More Kapampangan can now write the way their ancestors did long before Spain colonized the Philippines in the 16th century.
There is no reason they cannot. Everything that is available about “kulitan”—the indigenous writing system of people who lived on the banks of a river that crisscrossed a vast territory in Luzon’s plains—is now in a book.
Michael Raymon Pangilinan’s “Introduction to Kulitan” is regarded as the first book on the topic.
Pangilinan, also known as “Siuala ding Meangubie” (Voice of the Departed), puts in volumes of information on kulitan or Sulat Kapampangan in this book.
He talks about its possible origins, how it survived the Spanish, American and Japanese times, and what Augustinian friars, Mount Arayat mystics, Katipuneros, antiJapanese guerrillas, their heirs and nationalists did to record the ancient script, keep it alive or revive it.

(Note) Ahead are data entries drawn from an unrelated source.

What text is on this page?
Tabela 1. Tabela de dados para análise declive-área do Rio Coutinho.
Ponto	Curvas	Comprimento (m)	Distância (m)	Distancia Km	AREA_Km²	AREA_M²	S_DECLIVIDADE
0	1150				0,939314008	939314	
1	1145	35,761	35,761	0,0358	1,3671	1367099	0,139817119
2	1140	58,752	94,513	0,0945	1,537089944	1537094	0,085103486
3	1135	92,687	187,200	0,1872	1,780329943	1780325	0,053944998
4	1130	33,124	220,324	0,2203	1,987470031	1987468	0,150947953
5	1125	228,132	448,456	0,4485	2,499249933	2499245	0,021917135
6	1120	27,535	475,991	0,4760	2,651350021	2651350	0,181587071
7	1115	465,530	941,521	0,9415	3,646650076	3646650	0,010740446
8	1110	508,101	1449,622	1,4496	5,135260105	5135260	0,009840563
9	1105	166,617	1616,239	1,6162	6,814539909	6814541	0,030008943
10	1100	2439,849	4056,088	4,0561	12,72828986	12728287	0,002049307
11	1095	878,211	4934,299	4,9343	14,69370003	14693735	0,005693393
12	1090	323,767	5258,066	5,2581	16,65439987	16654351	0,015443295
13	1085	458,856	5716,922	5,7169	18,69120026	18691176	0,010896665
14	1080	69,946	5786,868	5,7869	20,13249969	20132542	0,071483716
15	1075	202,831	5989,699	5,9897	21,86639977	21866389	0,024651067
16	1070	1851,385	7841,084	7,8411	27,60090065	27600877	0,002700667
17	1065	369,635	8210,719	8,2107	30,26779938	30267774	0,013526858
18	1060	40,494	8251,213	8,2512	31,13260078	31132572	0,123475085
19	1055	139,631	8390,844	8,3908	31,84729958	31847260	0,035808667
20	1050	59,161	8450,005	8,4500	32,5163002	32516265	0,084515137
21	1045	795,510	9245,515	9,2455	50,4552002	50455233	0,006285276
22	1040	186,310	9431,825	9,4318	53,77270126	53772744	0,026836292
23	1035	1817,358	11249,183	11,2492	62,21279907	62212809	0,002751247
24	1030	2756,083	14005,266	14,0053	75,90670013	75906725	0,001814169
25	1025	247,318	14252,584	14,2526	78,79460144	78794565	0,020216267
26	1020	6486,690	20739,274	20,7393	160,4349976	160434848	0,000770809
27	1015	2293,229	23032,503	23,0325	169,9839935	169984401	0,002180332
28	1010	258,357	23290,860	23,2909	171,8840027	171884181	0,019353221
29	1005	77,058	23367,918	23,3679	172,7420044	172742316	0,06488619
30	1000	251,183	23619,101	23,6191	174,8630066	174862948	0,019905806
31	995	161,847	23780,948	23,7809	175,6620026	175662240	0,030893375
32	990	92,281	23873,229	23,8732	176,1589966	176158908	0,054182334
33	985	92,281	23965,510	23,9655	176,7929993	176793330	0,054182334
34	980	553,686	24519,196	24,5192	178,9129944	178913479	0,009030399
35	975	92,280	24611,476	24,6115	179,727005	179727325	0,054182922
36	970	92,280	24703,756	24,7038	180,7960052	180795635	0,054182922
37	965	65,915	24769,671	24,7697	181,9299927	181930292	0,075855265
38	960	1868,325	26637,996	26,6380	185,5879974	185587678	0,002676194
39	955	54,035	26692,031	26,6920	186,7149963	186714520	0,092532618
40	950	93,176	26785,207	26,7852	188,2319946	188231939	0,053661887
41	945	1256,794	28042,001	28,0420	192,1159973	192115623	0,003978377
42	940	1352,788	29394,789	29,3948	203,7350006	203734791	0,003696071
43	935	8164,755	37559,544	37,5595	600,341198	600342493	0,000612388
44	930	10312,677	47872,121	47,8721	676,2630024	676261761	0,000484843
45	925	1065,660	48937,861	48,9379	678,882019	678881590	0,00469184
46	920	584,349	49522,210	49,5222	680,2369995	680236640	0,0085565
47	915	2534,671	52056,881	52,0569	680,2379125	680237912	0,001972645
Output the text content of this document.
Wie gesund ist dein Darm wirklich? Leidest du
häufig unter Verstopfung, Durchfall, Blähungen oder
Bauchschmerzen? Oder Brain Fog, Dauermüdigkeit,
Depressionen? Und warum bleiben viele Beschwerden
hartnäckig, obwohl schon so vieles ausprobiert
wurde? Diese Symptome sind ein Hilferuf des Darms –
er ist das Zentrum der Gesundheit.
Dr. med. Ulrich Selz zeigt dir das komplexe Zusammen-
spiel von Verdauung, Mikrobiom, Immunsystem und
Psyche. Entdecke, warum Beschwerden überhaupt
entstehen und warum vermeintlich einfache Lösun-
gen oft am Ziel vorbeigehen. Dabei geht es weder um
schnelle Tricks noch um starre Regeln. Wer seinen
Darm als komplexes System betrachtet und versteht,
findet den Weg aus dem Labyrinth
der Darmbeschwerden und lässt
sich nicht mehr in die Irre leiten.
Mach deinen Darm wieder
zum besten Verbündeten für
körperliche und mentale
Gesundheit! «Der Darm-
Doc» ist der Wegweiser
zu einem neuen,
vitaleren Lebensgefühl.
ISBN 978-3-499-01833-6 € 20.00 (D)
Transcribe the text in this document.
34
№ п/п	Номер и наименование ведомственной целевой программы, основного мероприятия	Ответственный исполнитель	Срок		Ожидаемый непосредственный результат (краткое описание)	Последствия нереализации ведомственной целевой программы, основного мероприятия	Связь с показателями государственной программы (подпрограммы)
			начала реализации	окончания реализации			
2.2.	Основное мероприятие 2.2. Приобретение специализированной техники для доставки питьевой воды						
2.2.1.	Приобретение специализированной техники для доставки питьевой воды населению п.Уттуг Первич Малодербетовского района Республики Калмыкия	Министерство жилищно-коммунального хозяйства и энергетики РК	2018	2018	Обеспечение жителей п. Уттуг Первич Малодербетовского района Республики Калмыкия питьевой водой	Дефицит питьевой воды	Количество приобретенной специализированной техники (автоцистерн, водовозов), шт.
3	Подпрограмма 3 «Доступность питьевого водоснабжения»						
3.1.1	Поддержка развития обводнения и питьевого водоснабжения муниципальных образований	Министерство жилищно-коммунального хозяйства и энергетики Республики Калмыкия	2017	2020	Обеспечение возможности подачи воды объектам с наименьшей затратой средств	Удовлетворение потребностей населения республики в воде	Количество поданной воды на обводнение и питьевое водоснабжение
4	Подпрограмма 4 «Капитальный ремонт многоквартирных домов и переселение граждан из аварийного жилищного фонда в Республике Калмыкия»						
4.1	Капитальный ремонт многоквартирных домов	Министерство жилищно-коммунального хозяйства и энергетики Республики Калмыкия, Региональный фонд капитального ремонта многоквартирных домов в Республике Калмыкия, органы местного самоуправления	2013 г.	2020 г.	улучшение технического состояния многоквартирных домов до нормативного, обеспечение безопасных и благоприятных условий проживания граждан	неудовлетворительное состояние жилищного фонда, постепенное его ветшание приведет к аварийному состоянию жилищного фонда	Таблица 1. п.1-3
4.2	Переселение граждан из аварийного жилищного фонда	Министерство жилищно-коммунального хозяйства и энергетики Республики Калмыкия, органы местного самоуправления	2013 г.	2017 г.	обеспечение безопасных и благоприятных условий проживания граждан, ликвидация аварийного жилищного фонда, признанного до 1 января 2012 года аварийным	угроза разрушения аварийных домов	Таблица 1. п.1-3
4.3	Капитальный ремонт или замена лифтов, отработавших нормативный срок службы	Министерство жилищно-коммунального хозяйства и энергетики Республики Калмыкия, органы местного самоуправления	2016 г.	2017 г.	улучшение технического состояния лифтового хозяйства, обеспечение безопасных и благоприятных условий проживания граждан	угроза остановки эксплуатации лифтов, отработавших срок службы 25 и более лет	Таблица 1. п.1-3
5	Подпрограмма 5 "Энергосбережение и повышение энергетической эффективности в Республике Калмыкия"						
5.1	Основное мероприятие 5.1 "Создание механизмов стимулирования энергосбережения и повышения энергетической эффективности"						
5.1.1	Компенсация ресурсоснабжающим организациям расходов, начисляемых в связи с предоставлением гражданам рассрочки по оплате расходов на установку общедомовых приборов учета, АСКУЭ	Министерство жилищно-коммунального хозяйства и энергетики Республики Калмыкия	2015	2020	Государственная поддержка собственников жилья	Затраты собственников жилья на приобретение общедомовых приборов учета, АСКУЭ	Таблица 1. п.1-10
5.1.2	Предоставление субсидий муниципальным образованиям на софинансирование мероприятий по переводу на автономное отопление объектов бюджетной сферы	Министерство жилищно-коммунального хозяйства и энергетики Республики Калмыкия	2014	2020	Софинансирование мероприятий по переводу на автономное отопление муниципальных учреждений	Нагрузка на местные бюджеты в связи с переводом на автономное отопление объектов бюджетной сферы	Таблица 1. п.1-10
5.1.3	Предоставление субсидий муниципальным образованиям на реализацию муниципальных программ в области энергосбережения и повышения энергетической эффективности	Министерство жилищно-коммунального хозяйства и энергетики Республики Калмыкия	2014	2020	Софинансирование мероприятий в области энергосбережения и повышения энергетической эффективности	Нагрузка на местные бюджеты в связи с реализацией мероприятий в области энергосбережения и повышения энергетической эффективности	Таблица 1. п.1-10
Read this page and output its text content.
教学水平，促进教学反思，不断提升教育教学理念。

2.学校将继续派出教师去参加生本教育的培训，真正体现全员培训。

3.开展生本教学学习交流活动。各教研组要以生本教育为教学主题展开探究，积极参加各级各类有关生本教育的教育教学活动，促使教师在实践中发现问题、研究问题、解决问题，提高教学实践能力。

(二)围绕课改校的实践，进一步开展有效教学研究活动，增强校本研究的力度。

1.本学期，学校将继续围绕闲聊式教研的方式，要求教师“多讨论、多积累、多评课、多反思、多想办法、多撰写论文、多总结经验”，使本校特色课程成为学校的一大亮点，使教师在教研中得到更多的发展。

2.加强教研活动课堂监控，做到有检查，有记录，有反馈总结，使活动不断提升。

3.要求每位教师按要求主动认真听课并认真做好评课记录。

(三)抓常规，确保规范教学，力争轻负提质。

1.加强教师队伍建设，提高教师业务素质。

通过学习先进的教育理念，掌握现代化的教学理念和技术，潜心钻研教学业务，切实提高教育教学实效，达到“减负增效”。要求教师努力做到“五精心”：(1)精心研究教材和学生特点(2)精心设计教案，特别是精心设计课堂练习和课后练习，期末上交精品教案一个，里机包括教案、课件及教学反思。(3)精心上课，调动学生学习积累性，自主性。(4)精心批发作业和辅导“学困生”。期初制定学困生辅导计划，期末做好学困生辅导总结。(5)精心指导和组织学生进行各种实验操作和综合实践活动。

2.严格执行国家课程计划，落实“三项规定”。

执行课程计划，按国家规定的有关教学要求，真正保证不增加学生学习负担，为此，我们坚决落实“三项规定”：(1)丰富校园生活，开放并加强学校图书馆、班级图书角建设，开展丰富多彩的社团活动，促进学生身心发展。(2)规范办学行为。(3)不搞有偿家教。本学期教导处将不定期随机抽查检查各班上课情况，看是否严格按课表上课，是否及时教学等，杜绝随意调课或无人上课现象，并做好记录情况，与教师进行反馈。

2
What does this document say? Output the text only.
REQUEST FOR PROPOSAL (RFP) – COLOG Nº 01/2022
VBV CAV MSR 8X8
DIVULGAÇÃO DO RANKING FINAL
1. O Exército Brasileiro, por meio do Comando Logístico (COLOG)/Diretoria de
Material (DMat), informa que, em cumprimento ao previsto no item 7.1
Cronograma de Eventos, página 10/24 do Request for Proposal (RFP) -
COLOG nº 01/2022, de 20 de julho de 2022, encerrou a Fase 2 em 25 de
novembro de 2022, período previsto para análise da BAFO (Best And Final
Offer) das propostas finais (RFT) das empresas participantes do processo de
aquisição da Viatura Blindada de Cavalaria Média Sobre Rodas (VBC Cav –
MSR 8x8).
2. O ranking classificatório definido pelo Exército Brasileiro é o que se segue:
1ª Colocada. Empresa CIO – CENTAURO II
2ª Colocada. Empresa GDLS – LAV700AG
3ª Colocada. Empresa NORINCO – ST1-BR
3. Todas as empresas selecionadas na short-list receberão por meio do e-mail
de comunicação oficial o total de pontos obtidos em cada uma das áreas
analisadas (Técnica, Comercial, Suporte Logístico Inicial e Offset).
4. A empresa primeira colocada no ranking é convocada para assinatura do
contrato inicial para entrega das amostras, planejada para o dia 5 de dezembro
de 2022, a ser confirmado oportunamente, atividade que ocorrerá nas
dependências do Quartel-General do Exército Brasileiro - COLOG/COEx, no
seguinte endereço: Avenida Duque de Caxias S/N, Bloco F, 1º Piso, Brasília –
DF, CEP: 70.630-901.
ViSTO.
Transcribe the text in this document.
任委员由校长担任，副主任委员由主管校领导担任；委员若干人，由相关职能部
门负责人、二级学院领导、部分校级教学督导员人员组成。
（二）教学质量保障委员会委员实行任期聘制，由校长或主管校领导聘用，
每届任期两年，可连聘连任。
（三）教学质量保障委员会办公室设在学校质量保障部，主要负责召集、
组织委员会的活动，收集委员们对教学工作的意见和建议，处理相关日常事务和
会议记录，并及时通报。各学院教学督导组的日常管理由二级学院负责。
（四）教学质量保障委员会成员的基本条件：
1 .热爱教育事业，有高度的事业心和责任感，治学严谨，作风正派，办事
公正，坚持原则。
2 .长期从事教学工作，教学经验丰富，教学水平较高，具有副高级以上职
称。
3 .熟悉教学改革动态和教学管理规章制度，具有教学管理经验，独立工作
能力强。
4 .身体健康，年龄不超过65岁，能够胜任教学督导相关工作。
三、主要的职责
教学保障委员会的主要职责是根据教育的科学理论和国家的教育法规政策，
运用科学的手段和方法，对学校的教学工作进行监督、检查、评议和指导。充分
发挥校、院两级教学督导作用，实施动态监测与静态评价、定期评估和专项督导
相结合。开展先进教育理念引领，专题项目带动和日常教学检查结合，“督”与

He delves, too, on the things that Kapampangan and non-Kapampangan do to popularize it: Encoding the script in digital format, tattooing, discussing and sharing research on the Internet, holding workshops, writing each other in kulitan, breaking the taboo that it should not be taught to foreigners and introducing innovations to the script.
Pampanga Auxiliary Bishop Pablo Virgilio David, for example, had the word “Alaya,” which is “east” in Kapampangan, woven in kulitan on his coat of arms.
Pangilinan goes instructive in several chapters, sharing the ways of writing the “Indung Sulat” (“mother” characters “a,” “i,” “u,” “e,” “o,” “ga,” “ka,” “nga,” “ta,” “da,” “na,” “la,” “sa,” “ma,” “pa” and “ba”) and the “Anak Sulat” (“offspring” characters produced by changing the default vowel sound through the location of the garlit or diacritical mark).
“With its copious illustrations, the book marshals the widest range so far seen of images of the script’s characters: These include not only reproductions by early Spanish observers but also more recently uncovered 17th-century archival signatures written by Kapampangan [authors],” Canadian linguist Christopher Miller writes in a review.
Robby Tantingco, executive director of Holy Angel University’s Center for Kapampangan Studies, which published the book, says Pangilinan made kulitan “relevant, accessible and still useful to contemporary Kapampangan.”
“Although kulitan is no longer our writing system today, it is still our obligation to keep it alive, not just for heritage conservation’s sake, but also to keep our direct line to our distant
ancestors unbroken,” he says.
The book, he says, could have settled a dispute in local orthography.
“We who are quarreling today over which one is the original, genuine Kapampangan (with a “k” or with a “c”), well, the answer is, none of the above. The original is kulitan,” he says.
He says the Spaniards replaced it with the Western writing system using “c.” After the Spaniards left, Kapampangan nationalists Aurelio Tolentino and Zoilo Hilario replaced “c” with “k.”